Details
- Date: August 7, 1987 01:30
- Location: Kamensk-Shakhtinsky
- Country: USSR
- Line: North Caucasus Railway
- Operator: Russian Railways
- Incident type: Rear collision
- Cause: Brake failure

Statistics
- Trains: 2
- Deaths: 106 (on train) 1 (indirect, electrocution) Total: 107
- Injured: 114

= Kamensk-Shakhtinsky rail disaster =

1987 railway incident in the Soviet Union

The Kamensk-Shakhtinsky rail disaster occurred on August 7, 1987, at 01:30 in Kamenskaya station in the town of Kamensk-Shakhtinsky on the North Caucasus Railway in the Soviet Union when a freight train ran into the rear of a passenger train standing in the station, killing 106.

A freight train from Bataisk (a port on the Don River) consisting of 55 wagons loaded with Kuban grain, hauled by a pair of VL80-C three section electric locomotives and weighing 5500 tons arrived at Likhaya station where a leakage of air between the 6th and 7th wagons was noticed. The train crew closed the brake line after the 6th wagon, thereby isolating the brakes of the rearmost 49 wagons, meaning that they were not being replenished with air from the locomotives. The locomotive crews were then changed without the new crew being informed of the leak and brake isolation. Complying with the regulations the new crew performed a brake test, the driver noticed the brake had to be applied harder than usual but the driver incorrectly assumed all was in order, and at 00:55 the heavy train began the long descent to Kamensk-Shakhtinsky. As the train accelerated the driver applied the service brake to keep the speed of the train down to 65 km/h but the train continued to accelerate; the emergency braking proved ineffectual. A warning was sent by radio to Kamenskaya station where a number of trains were standing (many carrying dangerous chemicals).

Ahead of the runaway freight train the 10 carriage Rostov-on-Don — Moscow passenger train was due to stop at Kamenskaya station. The officer on duty at the station attempted to radio the driver to tell him not to stop but was unable to make contact and at 01:28 as it stopped at the station the driver was immediately ordered to continue. Unfortunately the conductor of the train aware that passengers had not yet alighted, pulled the emergency brake (as demanded by his job description).
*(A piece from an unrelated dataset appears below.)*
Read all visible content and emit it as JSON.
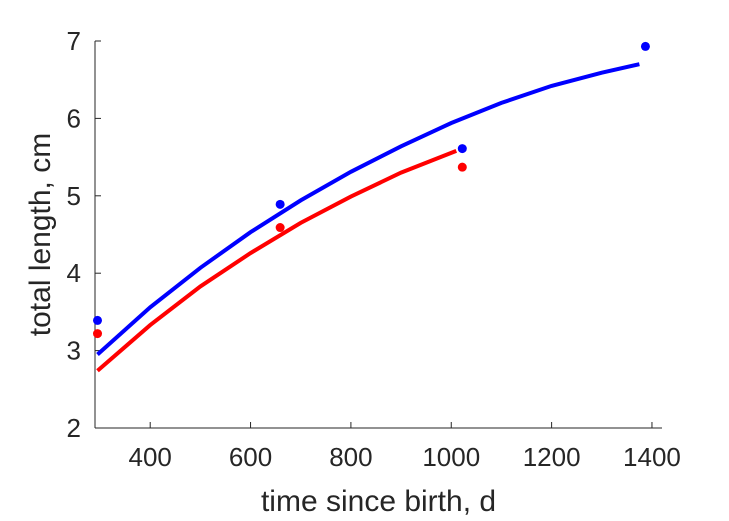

At 01:30 the freight train entered the station travelling at 140 km/h and collided with the rear of the passenger train, destroying three carriages and killing 106 people and injuring 114 (including the locomotive crew of the freight train, and Soviet actress Tatiana Livanova with her daughter). During the repair works, an electrician touched a live contact wire and died, becoming the 107th victim of the disaster.

The two mechanics who last checked the brakes on the freight train were each sentenced to 12 years in prison.